A man who collected three drunken driving convictions before he killed a grandfather riding a bike near Redgranite has been sentenced to his first prison term – 8 /12 years for the fatal hit-and-run on February 14.
Waushara County Circuit Judge Guy Dutcher also ordered Eric Banaszak, 42, to serve 6 ½ years on extended supervision. The total sentence, 15 years, is a little more than half the maximum Banaszak faced for hitting James Shafer, after a day of drinking.
Banaszak fled the scene, then turned himself over to police about 16 hours later.
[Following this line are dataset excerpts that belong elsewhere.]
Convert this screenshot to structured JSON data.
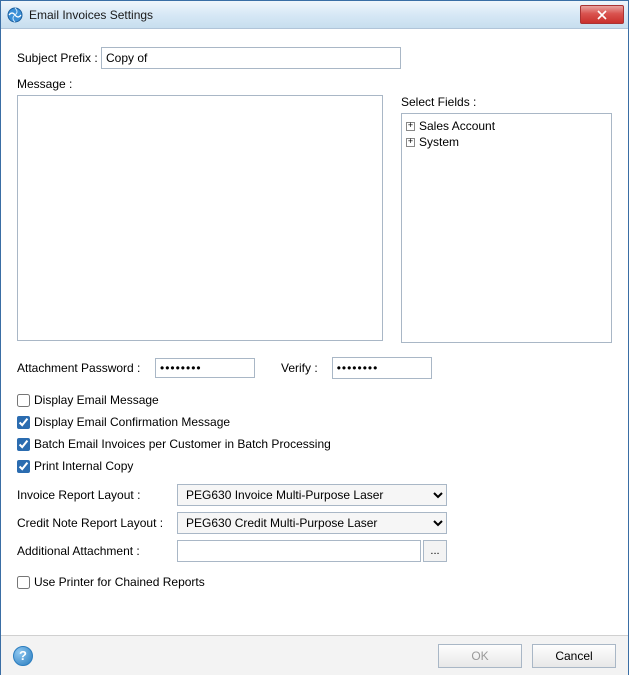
{
  "window": {
    "title": "Email Invoices Settings"
  },
  "labels": {
    "subject_prefix": "Subject Prefix :",
    "message": "Message :",
    "select_fields": "Select Fields :",
    "attachment_password": "Attachment Password :",
    "verify": "Verify :",
    "invoice_layout": "Invoice Report Layout :",
    "credit_layout": "Credit Note Report Layout :",
    "additional_attachment": "Additional Attachment :"
  },
  "subject_prefix_value": "Copy of",
  "message_value": "",
  "tree_items": [
    "Sales Account",
    "System"
  ],
  "attachment_password_value": "********",
  "verify_value": "********",
  "checkboxes": {
    "display_email_message": {
      "label": "Display Email Message",
      "checked": false
    },
    "display_email_confirmation": {
      "label": "Display Email Confirmation Message",
      "checked": true
    },
    "batch_email_invoices": {
      "label": "Batch Email Invoices per Customer in Batch Processing",
      "checked": true
    },
    "print_internal_copy": {
      "label": "Print Internal Copy",
      "checked": true
    },
    "use_printer_chained": {
      "label": "Use Printer for Chained Reports",
      "checked": false
    }
  },
  "invoice_layout_value": "PEG630 Invoice Multi-Purpose Laser",
  "credit_layout_value": "PEG630 Credit Multi-Purpose Laser",
  "additional_attachment_value": "",
  "browse_label": "...",
  "buttons": {
    "ok": "OK",
    "cancel": "Cancel",
    "help": "?"
  }
}
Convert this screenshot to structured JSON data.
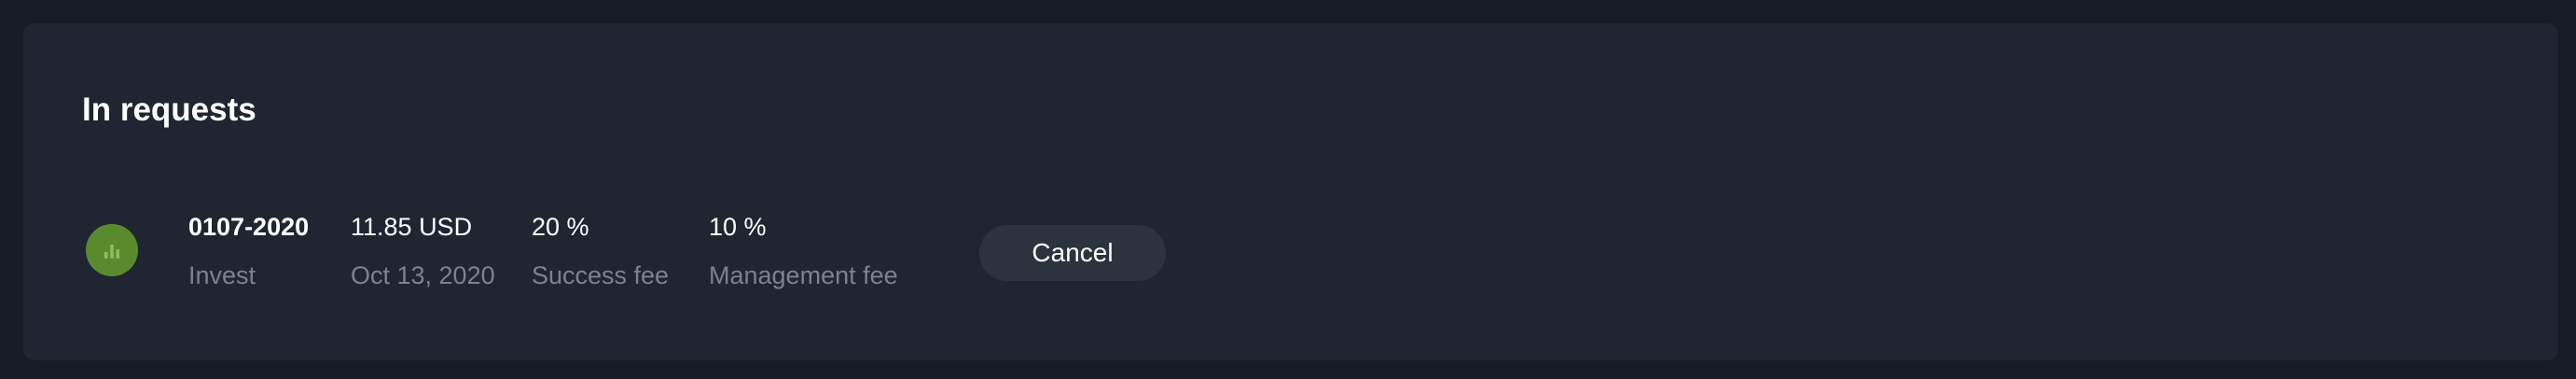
{
  "section": {
    "title": "In requests"
  },
  "requests": [
    {
      "icon": "bar-chart-icon",
      "icon_color": "#5a8a2e",
      "name": "0107-2020",
      "type": "Invest",
      "amount": "11.85 USD",
      "date": "Oct 13, 2020",
      "success_fee_value": "20 %",
      "success_fee_label": "Success fee",
      "management_fee_value": "10 %",
      "management_fee_label": "Management fee",
      "cancel_label": "Cancel"
    }
  ],
  "colors": {
    "background": "#161c25",
    "panel": "#1f2631",
    "button": "#2b333e",
    "muted_text": "#7b8391"
  }
}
In July, he pleaded no contest to hit-and-run causing death, a felony with a maximum 25-year sentence.
According to police reports, Banaszak’s girlfriend reported the couple had been drinking in area taverns from 6:30 p.m. to 2:30 a.m., 30 minutes before the crash.
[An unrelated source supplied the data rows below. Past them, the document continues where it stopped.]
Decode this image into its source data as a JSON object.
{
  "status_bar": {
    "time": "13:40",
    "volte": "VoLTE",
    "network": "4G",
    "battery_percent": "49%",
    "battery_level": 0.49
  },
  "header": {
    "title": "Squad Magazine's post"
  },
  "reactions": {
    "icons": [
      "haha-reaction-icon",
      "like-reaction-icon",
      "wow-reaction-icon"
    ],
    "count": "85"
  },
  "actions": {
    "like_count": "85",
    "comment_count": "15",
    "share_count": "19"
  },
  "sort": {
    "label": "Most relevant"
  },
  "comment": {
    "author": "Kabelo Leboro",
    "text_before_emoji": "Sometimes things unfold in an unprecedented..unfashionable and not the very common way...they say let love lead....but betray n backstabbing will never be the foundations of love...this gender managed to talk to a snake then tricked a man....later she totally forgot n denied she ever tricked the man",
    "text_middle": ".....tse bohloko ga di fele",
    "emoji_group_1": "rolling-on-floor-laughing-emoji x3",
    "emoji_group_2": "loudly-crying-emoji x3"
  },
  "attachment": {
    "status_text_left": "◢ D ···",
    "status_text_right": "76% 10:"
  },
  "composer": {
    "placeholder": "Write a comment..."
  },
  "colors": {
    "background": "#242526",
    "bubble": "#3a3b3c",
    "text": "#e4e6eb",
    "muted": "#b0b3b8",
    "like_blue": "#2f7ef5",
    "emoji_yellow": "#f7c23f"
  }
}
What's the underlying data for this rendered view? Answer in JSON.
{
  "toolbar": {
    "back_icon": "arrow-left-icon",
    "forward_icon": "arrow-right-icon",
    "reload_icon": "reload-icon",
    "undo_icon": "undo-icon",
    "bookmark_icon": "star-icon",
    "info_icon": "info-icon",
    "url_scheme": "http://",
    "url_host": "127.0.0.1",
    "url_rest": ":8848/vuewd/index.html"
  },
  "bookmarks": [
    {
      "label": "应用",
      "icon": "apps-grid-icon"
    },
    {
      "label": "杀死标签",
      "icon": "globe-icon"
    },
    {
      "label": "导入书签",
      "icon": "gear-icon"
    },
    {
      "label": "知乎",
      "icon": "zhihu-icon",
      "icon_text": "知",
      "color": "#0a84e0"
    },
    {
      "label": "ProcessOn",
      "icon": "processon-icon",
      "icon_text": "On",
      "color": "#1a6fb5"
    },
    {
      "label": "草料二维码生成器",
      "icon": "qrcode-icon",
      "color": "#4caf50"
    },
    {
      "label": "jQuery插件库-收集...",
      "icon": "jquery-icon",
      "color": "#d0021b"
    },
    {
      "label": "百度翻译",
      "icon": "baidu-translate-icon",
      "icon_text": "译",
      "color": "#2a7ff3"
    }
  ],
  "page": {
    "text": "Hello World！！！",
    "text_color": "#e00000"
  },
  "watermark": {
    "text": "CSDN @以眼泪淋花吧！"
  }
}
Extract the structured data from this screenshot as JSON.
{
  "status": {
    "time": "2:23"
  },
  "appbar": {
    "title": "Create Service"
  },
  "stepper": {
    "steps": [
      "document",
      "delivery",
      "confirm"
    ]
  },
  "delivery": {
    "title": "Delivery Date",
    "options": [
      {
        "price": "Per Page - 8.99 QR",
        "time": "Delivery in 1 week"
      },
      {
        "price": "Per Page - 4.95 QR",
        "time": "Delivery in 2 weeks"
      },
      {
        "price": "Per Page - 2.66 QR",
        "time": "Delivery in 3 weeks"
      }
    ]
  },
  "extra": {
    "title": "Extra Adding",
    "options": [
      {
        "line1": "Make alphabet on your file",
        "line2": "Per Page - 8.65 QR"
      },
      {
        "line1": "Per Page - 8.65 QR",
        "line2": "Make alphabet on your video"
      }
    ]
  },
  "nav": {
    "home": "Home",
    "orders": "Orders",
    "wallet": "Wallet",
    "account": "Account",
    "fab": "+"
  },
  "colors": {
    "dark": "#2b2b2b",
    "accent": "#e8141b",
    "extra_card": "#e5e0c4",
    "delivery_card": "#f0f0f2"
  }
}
Drunken driving would not have been a new experience for Banaszak, also of Redgranite.
He compiled three prior convictions for operating while intoxicated. The latest was in 2006, when he police in Berlin arrested him. He pleaded guilty and was sentenced to 90 days in jail. His license was revoked for 30 months.
He kept driving.
Police in Ripon stopped Banaszak and cited him for driving after revocation on Sept. 7, 2008. On Dec. 1 of that year he was sentenced to spend five days in the Waushara County Jail.
A day later, police caught him driving again, in Redgranite, and cited him. He paid a $200 fine.
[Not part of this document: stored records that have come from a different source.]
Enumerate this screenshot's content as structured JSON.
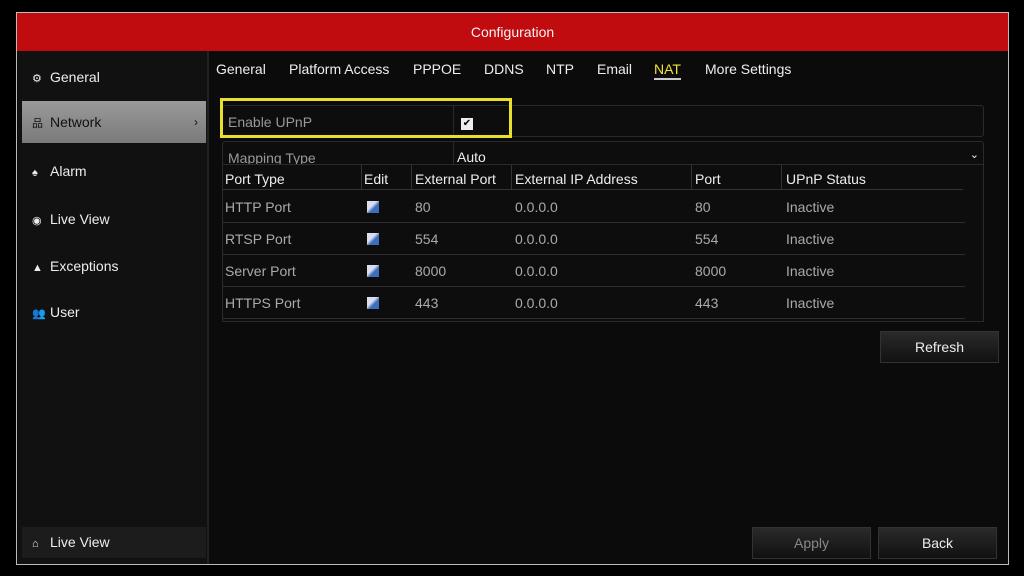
{
  "title": "Configuration",
  "sidebar": {
    "items": [
      {
        "label": "General",
        "icon": "gear-icon"
      },
      {
        "label": "Network",
        "icon": "network-icon",
        "selected": true
      },
      {
        "label": "Alarm",
        "icon": "alarm-icon"
      },
      {
        "label": "Live View",
        "icon": "eye-icon"
      },
      {
        "label": "Exceptions",
        "icon": "warning-icon"
      },
      {
        "label": "User",
        "icon": "user-icon"
      }
    ],
    "bottom": {
      "label": "Live View",
      "icon": "home-icon"
    }
  },
  "tabs": [
    {
      "label": "General"
    },
    {
      "label": "Platform Access"
    },
    {
      "label": "PPPOE"
    },
    {
      "label": "DDNS"
    },
    {
      "label": "NTP"
    },
    {
      "label": "Email"
    },
    {
      "label": "NAT",
      "active": true
    },
    {
      "label": "More Settings"
    }
  ],
  "form": {
    "enable_upnp_label": "Enable UPnP",
    "enable_upnp": true,
    "mapping_type_label": "Mapping Type",
    "mapping_type": "Auto"
  },
  "table": {
    "headers": [
      "Port Type",
      "Edit",
      "External Port",
      "External IP Address",
      "Port",
      "UPnP Status"
    ],
    "rows": [
      [
        "HTTP Port",
        "",
        "80",
        "0.0.0.0",
        "80",
        "Inactive"
      ],
      [
        "RTSP Port",
        "",
        "554",
        "0.0.0.0",
        "554",
        "Inactive"
      ],
      [
        "Server Port",
        "",
        "8000",
        "0.0.0.0",
        "8000",
        "Inactive"
      ],
      [
        "HTTPS Port",
        "",
        "443",
        "0.0.0.0",
        "443",
        "Inactive"
      ]
    ]
  },
  "buttons": {
    "refresh": "Refresh",
    "apply": "Apply",
    "back": "Back"
  },
  "colors": {
    "header": "#c00b0f",
    "highlight": "#e8e02c",
    "active_tab": "#f2e23a"
  }
}
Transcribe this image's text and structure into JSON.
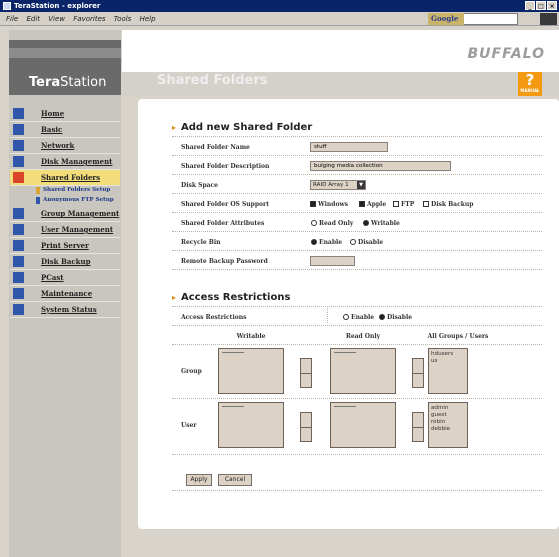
{
  "window": {
    "title": "TeraStation - explorer"
  },
  "menubar": {
    "items": [
      "File",
      "Edit",
      "View",
      "Favorites",
      "Tools",
      "Help"
    ]
  },
  "google": {
    "label": "Google"
  },
  "brand": {
    "logo_tera": "Tera",
    "logo_station": "Station",
    "vendor": "BUFFALO",
    "manual": "MANUAL"
  },
  "page": {
    "title": "Shared Folders"
  },
  "nav": {
    "items": [
      {
        "label": "Home"
      },
      {
        "label": "Basic"
      },
      {
        "label": "Network"
      },
      {
        "label": "Disk Management"
      },
      {
        "label": "Shared Folders"
      },
      {
        "label": "Group Management"
      },
      {
        "label": "User Management"
      },
      {
        "label": "Print Server"
      },
      {
        "label": "Disk Backup"
      },
      {
        "label": "PCast"
      },
      {
        "label": "Maintenance"
      },
      {
        "label": "System Status"
      }
    ],
    "sub": [
      "Shared Folders Setup",
      "Anonymous FTP Setup"
    ]
  },
  "form": {
    "section_title": "Add new Shared Folder",
    "name_label": "Shared Folder Name",
    "name_value": "stuff",
    "desc_label": "Shared Folder Description",
    "desc_value": "bulging media collection",
    "disk_label": "Disk Space",
    "disk_value": "RAID Array 1",
    "os_label": "Shared Folder OS Support",
    "os_options": [
      "Windows",
      "Apple",
      "FTP",
      "Disk Backup"
    ],
    "attr_label": "Shared Folder Attributes",
    "attr_options": [
      "Read Only",
      "Writable"
    ],
    "recycle_label": "Recycle Bin",
    "recycle_options": [
      "Enable",
      "Disable"
    ],
    "backup_pw_label": "Remote Backup Password"
  },
  "access": {
    "section_title": "Access Restrictions",
    "label": "Access Restrictions",
    "options": [
      "Enable",
      "Disable"
    ],
    "col_writable": "Writable",
    "col_readonly": "Read Only",
    "col_all": "All Groups / Users",
    "group_label": "Group",
    "user_label": "User",
    "groups": [
      "hdusers",
      "us"
    ],
    "users": [
      "admin",
      "guest",
      "robin",
      "debbie"
    ]
  },
  "buttons": {
    "apply": "Apply",
    "cancel": "Cancel"
  }
}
When Banszak killed Shafer, the cycling enthusiast had owned Lambeau Lanes for seven years and enjoyed bowling, hunting, and fishing. He loved music and played the guitar.
“Most of all, Jim loved his family,” his obituary said.
Shafer was the first of the 13 cyclists killed by motorists on Wisconsin roads this year. His death highlights the need for drivers to focus first on driving while behind the wheel, and also the impact of alcohol on the road.
According to the Department of Transportation, Wisconsin has the highest rate of drunken driving in the nation and roughly 33,000 people are convicted of drunken driving each year. More than 26 percent of Wisconsin adults who were surveyed admitted that they had driven under the influence of alcohol in the previous year, according to a nationwide study by the U.S. Department of Health and Human Services.
Here’s how you can avoid an arrest or killing someone.
- Choose a sober designated driver before you start drinking.
- If you’re feeling buzzed, you likely are over the 0.08 limit and should not drive.
- Take mass transit, a taxicab or ask a sober friend to drive you home.